Studi: Jerman Butuh 288.000 Pekerja Asing Setiap Tahun hingga 2040
, Berlin – Menurut penelitian yang dilakukan oleh Bertelsmann Foundation, lapangan kerja di Jerman bisa turun 10 persen pada tahun 2040 tanpa imigrasi yang signifikan.
Tanpa masuknya 288.000 pekerja asing terampil setiap tahunnya, angkatan kerja Jerman akan menyusut dari 46,4 juta saat ini menjadi 41,9 juta pada tahun 2040, demikian temuan studi tersebut. Pada tahun 2060, angka ini akan menurun menjadi 35,1 juta.
“Hilangnya generasi baby boomer dari pasar tenaga kerja merupakan tantangan besar,” kata Susan Schultz, pakar migrasi Bertelsmann, dikutip DW Indonesia, Kamis (28/11/2024).
Tenaga kerja lokal di Jerman perlu ditingkatkan, namun “perubahan demografis ini juga memerlukan imigrasi,” kata Schultz.
Skenario kedua dengan proyeksi data yang lebih pesimistis memperkirakan kebutuhan akan 368.000 pekerja migran per tahun pada tahun 2040 sebelum menurun menjadi 270.000 per tahun pada tahun 2060. Apakah undang-undang imigrasi Jerman yang baru tidak cukup?
Karena imigrasi tenaga kerja saat ini lebih rendah dari yang dibutuhkan, hambatan harus dihilangkan dan insentif yang lebih menarik bagi imigran ditingkatkan, kata Schultz.
Undang-undang migrasi tenaga kerja Jerman direvisi pada tahun 2023 untuk mempermudah dan menarik bagi pekerja asing terampil untuk bekerja di Jerman. Menteri Dalam Negeri Jerman Nancy Pfizer menyebut aturan baru ini sebagai “undang-undang migrasi paling modern di dunia”.
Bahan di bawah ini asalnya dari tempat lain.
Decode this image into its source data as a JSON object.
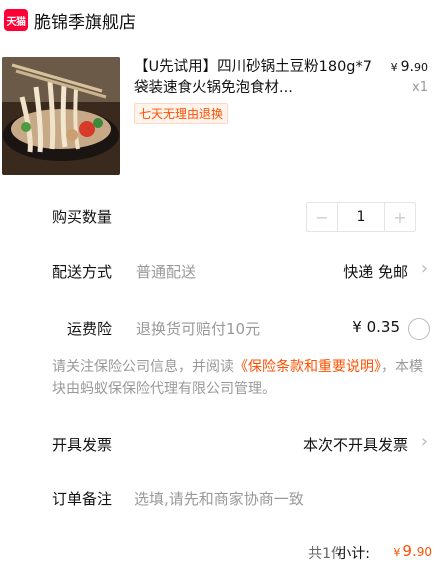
{
  "store": {
    "badge": "天猫",
    "name": "脆锦季旗舰店"
  },
  "product": {
    "title": "【U先试用】四川砂锅土豆粉180g*7袋装速食火锅免泡食材...",
    "price_symbol": "¥",
    "price_int": "9.",
    "price_dec": "90",
    "quantity": "x1",
    "return_tag": "七天无理由退换"
  },
  "buy_qty": {
    "label": "购买数量",
    "minus": "−",
    "value": "1",
    "plus": "+"
  },
  "delivery": {
    "label": "配送方式",
    "type": "普通配送",
    "value": "快递 免邮",
    "arrow": "›"
  },
  "shipping_insurance": {
    "label": "运费险",
    "desc": "退换货可赔付10元",
    "price": "¥ 0.35"
  },
  "notice": {
    "prefix": "请关注保险公司信息，并阅读",
    "link": "《保险条款和重要说明》",
    "suffix": "，本模块由蚂蚁保保险代理有限公司管理。"
  },
  "invoice": {
    "label": "开具发票",
    "value": "本次不开具发票",
    "arrow": "›"
  },
  "remark": {
    "label": "订单备注",
    "placeholder": "选填,请先和商家协商一致"
  },
  "footer": {
    "count": "共1件",
    "subtotal_label": "小计:",
    "symbol": "¥",
    "total_int": "9.",
    "total_dec": "90"
  },
  "colors": {
    "accent": "#ff5000",
    "tmall_red": "#ff0036",
    "muted": "#999999"
  }
}
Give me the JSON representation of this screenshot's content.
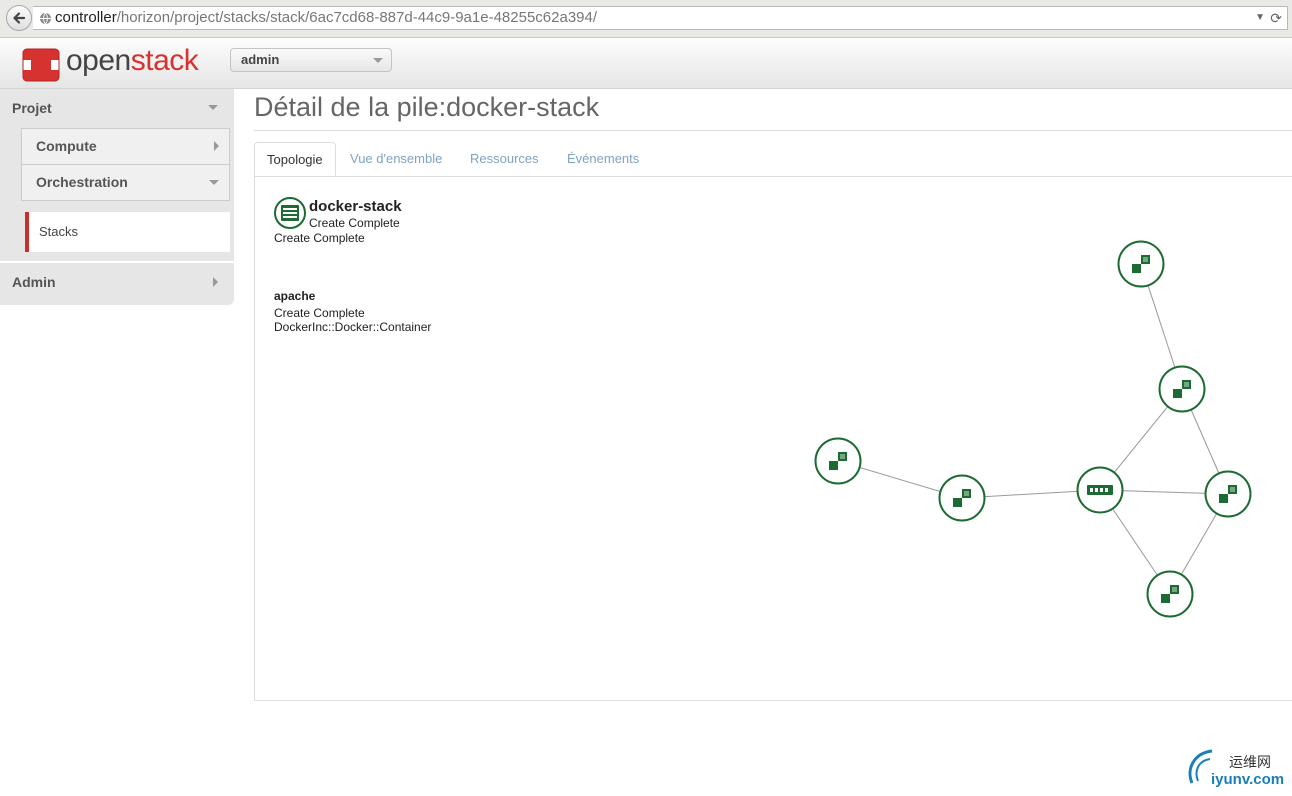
{
  "browser": {
    "url_host": "controller",
    "url_path": "/horizon/project/stacks/stack/6ac7cd68-887d-44c9-9a1e-48255c62a394/",
    "reload_glyph": "C"
  },
  "header": {
    "brand_open": "open",
    "brand_stack": "stack",
    "project_selected": "admin"
  },
  "sidebar": {
    "projet_label": "Projet",
    "compute_label": "Compute",
    "orchestration_label": "Orchestration",
    "stacks_label": "Stacks",
    "admin_label": "Admin"
  },
  "main": {
    "page_title": "Détail de la pile:docker-stack",
    "tabs": [
      {
        "label": "Topologie"
      },
      {
        "label": "Vue d'ensemble"
      },
      {
        "label": "Ressources"
      },
      {
        "label": "Événements"
      }
    ]
  },
  "topology": {
    "stack_name": "docker-stack",
    "stack_status": "Create Complete",
    "stack_status_reason": "Create Complete",
    "resource_name": "apache",
    "resource_status": "Create Complete",
    "resource_type": "DockerInc::Docker::Container",
    "node_color": "#1c6b32",
    "link_color": "#999999"
  },
  "watermark": {
    "cn": "运维网",
    "en": "iyunv.com"
  }
}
Namun, Yayasan Bertelsmann mengatakan dalam laporan penelitian barunya bahwa pekerja asing tidak akan datang tanpa “budaya ramah dari otoritas dan bisnis lokal” dan “visi untuk tinggal dalam jangka panjang”.
“Saya menginginkan kesetaraan, tapi saya tidak akan memintanya” adalah contoh yang dikutip oleh kantor berita DPA Jerman yang mungkin bisa menjadi bahan pemikiran.
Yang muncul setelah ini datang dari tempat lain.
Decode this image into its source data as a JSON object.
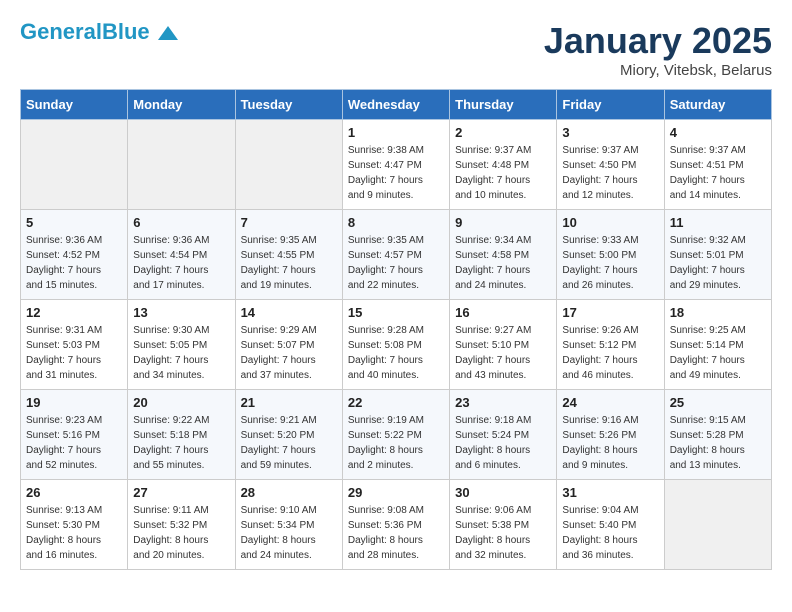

Kantor berita tersebut mewawancarai seorang pengungsi Suriah yang melarikan diri dari perang saudara di negaranya pada tahun 2016. Ia datang ke Jerman saat berusia 21 tahun dan melanjutkan pendidikannya di sebuah universitas di Jerman Barat untuk mendapatkan gelar sarjana dan magister.
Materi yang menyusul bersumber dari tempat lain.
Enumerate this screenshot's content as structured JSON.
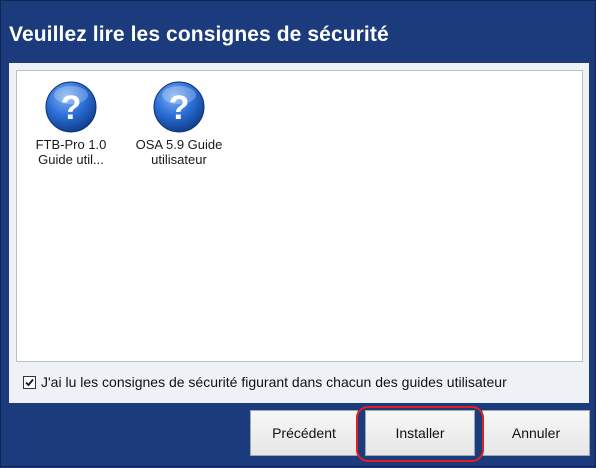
{
  "window": {
    "title": "Veuillez lire les consignes de sécurité"
  },
  "files": [
    {
      "label": "FTB-Pro 1.0\nGuide util...",
      "icon": "help-question-icon"
    },
    {
      "label": "OSA 5.9 Guide\nutilisateur",
      "icon": "help-question-icon"
    }
  ],
  "acknowledgement": {
    "checked": true,
    "label": "J'ai lu les consignes de sécurité figurant dans chacun des guides utilisateur"
  },
  "buttons": {
    "previous": "Précédent",
    "install": "Installer",
    "cancel": "Annuler"
  },
  "colors": {
    "background": "#1b3b7c",
    "highlight": "#e02020",
    "icon_blue": "#2a6ed6"
  }
}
Kini, setelah menjalani pelatihan sebagai spesialis IT di Jerman, ia memilih pindah ke Swiss.
“Saya telah memberikan yang terbaik untuk diperlakukan sama di sini, namun saya merasa didiskriminasi dan ditolak,” katanya. Ia mengaku mengalami penghinaan di lingkungan sosial dan pekerjaan paruh waktu sambil menunggu kesempatan kerja yang lebih cocok, namun hal itu tidak pernah datang.
“Saya ingin diperlakukan sama, tapi saya tidak akan memintanya.”
Bagi Schultz dari Bertelsmann, kasus ini “sayangnya bukan sebuah anomali. Jerman tidak bisa terus kehilangan pekerjaan seperti ini dan harus menjadi lebih menarik.”
Studi ini juga menemukan bahwa dampak menyusutnya angkatan kerja bervariasi antar sektor.
Negara-negara seperti North Rhine-Westphalia mungkin mengalami kontraksi rata-rata sebesar 10%, namun wilayah yang secara demografis lebih lemah seperti Thuringia, Saxony-Anhalt dan Saarland akan mengalami kontraksi yang lebih parah.
Bahkan wilayah yang lebih kaya seperti Bavaria dan Baden-Württemberg akan merasakan dampaknya, meski ringan.
Sementara itu, kota-kota besar seperti Hamburg dan Berlin yang banyak menerima imigran akan menolak dampak krisis tenaga kerja ini.